What is the difference between a Grant of Probate and Letters of Administration?
The term ‘Probate’ relates to the legal process that has to be followed when someone dies. In a will, there will be one or more individuals labelled as ‘executors’, meaning they have been chosen by the creator of the will to administer his/hers estate on passing. It will then be the executor, or one thereof, that applies for the legal document known as a Grant of Probate, which is the legal document which allows them to administer the estate.
However, if someone dies intestate (without a will), the person handling a deceased persons affairs is called an ‘administrator’, and they apply under the Intestacy Rules for Grant of Letters of Administration. You have to be a relative entitled at law to take out a Grant, and if no relatives are willing to, then the Crown steps in and the Treasury Solicitor takes out the Grant.

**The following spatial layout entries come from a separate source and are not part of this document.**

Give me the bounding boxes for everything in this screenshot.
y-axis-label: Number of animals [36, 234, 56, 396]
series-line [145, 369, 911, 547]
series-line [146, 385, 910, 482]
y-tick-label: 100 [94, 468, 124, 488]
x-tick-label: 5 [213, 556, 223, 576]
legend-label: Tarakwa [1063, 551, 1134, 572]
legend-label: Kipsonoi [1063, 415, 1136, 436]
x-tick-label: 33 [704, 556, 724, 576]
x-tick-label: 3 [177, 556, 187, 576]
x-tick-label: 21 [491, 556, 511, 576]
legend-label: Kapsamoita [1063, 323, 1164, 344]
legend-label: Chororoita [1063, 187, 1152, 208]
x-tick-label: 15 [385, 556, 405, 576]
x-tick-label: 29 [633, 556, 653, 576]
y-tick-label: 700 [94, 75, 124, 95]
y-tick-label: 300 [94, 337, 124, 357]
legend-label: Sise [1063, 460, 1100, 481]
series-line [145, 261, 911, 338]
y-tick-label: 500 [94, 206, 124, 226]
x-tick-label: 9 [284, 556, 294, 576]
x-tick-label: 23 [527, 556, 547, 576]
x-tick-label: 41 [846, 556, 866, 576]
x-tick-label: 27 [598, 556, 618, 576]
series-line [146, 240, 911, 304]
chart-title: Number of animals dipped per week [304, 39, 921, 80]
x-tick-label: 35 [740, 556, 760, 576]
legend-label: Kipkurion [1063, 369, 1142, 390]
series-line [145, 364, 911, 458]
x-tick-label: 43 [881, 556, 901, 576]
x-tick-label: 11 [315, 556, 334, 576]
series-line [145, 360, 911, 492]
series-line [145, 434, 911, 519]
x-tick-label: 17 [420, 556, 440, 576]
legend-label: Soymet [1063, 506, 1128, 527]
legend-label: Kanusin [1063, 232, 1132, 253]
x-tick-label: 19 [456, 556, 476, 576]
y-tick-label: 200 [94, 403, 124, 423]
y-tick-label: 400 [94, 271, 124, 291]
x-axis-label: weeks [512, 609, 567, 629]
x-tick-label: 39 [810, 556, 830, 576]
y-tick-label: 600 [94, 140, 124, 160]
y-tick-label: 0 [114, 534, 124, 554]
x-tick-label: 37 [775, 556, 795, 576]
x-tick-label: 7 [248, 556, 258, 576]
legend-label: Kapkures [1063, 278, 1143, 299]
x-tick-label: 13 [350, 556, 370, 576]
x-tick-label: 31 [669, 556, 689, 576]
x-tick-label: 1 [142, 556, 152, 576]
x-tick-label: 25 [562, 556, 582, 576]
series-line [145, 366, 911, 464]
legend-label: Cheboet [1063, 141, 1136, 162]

The Intestacy Rules outline which relatives are entitled to take out this Grant, as follows:
- Spouse or registered civil partner (common law partners not entitled)
- Children or their issue
- Parents
- Brothers and sisters of the whole blood or their issue.
- Brothers and sisters of the half blood or their issue.
- Grandparents
- Aunts and Uncles of the whole blood or their issue.
- Aunts and Uncles of the half blood or their issue.
- The Crown
In whole, the difference between a Grant of Probate and a Grant of Letters of Administration, is that a Grant of Probate applies when someone passed with a will in place, however Letters of Administration applies when someone dies intestate, meaning without a will.